Unreal! - Ganz und gar nicht
Nicht selten ist die Realität abgefahrener, als die Fiktion je von ihr erzählen könnte. "Die Kameraführung. Der dokumentarische Stil. Die zwei Schauspieler, die aber nicht wie Schauspieler wirken, sondern wie reale Personen. Ein Shin-Bet-Agent und ein palästinensischer Spion wurden abwechselnd in einer Interviewsituation gezeigt und dazwischen illustrierten Bilder das Erzählte", lässt die Autorin Mirna Funk in ihrem Roman "Winternähe" ihre Protagonistin irritiert und fasziniert "The Green Prince" kommentieren. Der Sohn eines Hamas-Mitbegründers wechselt die Seite und wird Spion des Shin Bet, des israelischen Inlandsgeheimdienstes. "The Green Prince" ist einer dieser Filme, die einen länger beschäftigen. Basierend auf der Autobiografie "Son of Hamas", machte der Regisseur, Drehbuchautor und Koproduzent Nadav Schirman einen Biopic-Thriller, der am Sundance Festival Weltpremiere hatte. In Wien war er bereits beim This Human World Festival zu sehen. Jetzt ist wieder Gelegenheit, eventuell Versäumtes nachzuholen.

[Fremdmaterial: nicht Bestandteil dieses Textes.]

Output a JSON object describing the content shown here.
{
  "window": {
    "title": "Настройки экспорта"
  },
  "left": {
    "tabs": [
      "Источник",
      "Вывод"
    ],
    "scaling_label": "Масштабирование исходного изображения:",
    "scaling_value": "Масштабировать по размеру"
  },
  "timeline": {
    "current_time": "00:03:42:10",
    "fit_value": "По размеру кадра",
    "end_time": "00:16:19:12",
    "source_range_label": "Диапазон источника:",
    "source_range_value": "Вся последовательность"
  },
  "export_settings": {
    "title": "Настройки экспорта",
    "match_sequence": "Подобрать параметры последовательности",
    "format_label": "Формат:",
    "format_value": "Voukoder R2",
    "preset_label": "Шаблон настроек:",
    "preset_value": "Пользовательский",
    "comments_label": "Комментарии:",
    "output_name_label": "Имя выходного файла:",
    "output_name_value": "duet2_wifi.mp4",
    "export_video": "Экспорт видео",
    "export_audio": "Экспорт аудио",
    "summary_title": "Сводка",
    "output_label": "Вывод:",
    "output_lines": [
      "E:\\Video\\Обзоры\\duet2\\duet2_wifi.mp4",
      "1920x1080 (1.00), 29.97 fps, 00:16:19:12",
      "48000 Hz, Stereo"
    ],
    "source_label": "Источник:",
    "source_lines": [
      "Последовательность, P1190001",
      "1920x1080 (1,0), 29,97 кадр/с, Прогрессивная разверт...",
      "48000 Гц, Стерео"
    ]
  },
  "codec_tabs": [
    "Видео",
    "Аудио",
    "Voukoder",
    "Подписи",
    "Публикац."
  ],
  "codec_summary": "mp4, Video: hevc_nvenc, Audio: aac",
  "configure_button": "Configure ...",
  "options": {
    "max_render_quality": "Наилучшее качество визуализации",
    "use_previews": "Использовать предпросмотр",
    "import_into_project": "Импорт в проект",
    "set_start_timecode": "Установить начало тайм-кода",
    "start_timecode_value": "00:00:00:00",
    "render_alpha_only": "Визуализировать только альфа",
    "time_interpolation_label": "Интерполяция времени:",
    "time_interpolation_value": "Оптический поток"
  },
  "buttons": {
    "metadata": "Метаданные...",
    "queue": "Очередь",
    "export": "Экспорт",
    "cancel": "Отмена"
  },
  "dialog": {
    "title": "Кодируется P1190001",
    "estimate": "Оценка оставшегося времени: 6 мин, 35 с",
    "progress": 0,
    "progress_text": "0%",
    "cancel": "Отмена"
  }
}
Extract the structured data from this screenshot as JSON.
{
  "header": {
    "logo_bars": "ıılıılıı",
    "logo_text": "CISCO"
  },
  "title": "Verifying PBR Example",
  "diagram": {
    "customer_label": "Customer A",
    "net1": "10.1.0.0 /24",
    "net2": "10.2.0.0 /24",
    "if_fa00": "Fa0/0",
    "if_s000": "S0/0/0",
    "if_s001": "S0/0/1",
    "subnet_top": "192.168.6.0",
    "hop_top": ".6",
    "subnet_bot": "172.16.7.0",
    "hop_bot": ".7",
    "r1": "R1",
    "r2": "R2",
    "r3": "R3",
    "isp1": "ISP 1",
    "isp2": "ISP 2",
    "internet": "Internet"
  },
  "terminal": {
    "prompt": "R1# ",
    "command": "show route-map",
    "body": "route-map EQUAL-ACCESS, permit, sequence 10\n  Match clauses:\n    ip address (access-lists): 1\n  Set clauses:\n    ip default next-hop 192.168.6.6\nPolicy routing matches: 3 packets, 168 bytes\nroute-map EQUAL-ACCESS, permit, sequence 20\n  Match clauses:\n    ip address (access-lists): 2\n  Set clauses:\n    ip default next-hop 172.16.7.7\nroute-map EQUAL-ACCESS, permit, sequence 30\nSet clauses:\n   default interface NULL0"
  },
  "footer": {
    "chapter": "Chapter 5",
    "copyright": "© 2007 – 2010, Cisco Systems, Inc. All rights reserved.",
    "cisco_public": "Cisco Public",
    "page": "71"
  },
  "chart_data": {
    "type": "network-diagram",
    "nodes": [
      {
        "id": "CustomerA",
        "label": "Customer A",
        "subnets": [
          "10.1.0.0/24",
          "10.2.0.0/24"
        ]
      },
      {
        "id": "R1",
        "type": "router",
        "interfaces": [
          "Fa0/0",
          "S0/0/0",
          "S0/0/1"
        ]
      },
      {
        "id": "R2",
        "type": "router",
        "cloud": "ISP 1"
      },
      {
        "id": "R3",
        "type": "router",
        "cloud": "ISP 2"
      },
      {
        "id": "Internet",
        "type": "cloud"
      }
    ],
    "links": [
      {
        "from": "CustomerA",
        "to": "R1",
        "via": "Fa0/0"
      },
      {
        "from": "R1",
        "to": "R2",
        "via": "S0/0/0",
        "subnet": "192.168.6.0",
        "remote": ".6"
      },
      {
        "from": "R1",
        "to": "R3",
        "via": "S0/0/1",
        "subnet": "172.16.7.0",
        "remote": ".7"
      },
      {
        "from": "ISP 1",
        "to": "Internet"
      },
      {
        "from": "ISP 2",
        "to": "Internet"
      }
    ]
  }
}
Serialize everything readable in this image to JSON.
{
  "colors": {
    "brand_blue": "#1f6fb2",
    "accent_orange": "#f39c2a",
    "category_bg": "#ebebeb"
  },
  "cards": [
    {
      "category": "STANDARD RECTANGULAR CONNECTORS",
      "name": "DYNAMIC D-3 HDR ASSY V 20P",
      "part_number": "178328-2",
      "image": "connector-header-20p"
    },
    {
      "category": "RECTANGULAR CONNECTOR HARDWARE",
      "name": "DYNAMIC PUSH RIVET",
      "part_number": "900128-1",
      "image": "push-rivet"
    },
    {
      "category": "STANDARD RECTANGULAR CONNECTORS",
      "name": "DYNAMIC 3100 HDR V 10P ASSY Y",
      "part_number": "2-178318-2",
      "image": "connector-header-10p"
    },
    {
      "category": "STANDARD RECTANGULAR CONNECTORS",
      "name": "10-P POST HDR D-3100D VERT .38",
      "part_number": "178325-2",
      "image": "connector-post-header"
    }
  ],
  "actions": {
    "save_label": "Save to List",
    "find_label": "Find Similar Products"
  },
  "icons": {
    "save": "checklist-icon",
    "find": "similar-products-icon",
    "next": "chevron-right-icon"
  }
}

A-List Films, Passion Pictures, Red Box Films
Wie Susan Sontag so war
Als Fünfzehnjährige plädierte Sue Sontag 1948 in Leitartikeln am College für Meinungsfreiheit. Mit siebzehn trifft sie den Soziologen Philipp Rieff und heiratet nach wenigen Tagen: „We talked for seven years“. 1952 bringt sie Sohn David zur Welt, ein großes Baby, eine heftige Geburt. Mit 24 schreibt sie sich eine Liste für sich:
Rules and duties for being 24:
1. Have a better posture
2. Write Mother 3 times a week.
3. Eat less.
4. Write two hours a day, minimally.
5. Teach David to read.
Die Lebensgeschichte der amerikanische Autorin, Essayistin und Aktivistin wird in "Regarding Susan Sontag" von der persönlichen und intimen Seite beleuchtet. Lebensgefährtinnen erzählen von ihrer Liebe und einem Leben, das unglaublich reich an Erfahrungen war und von einer Frau, die keinen Unterschied machen wollte, ob sie nun Männer oder Frauen liebte. Das ist eine sehr schöne Doku, die Lust macht, wieder Susan Sontag zu lesen.
Questions Why Films
Delikatessen oder aber: Familiengeschichten
5.000 jüdische Delis gab es 1931 in New York, und die ersten wurden von deutschen Juden eröffnet und ihre KundInnen waren großteils NäherInnen und Arbeiter. Heute sind es 150 jüdische Delis in ganz Nordamerika. Die Doku „Deli Man“ von Erik Greenberg Anjou erzählt mehr Familiengeschichten, als sie Rezepte verraten würde. Wer sich eine Einführung in jüdische Delikatessen erwartet, wird jedoch enttäuscht werden. „Sei vorsichtig bei der Schneidemaschine! Gib' dem Kunden nicht deinen halben Finger“, rät ein älterer Herr. „Im Deli müssen sich die Leute drängen. Ein leerer Deli bedeutet einen traurigen Tag“, sagt ein anderer. Im Mittelpunkt steht ein Deli-Betreiber, der das Geschäft von seinen Großeltern übernommen hat. Nach der Vorführung wird es Pastrami zu kosten geben.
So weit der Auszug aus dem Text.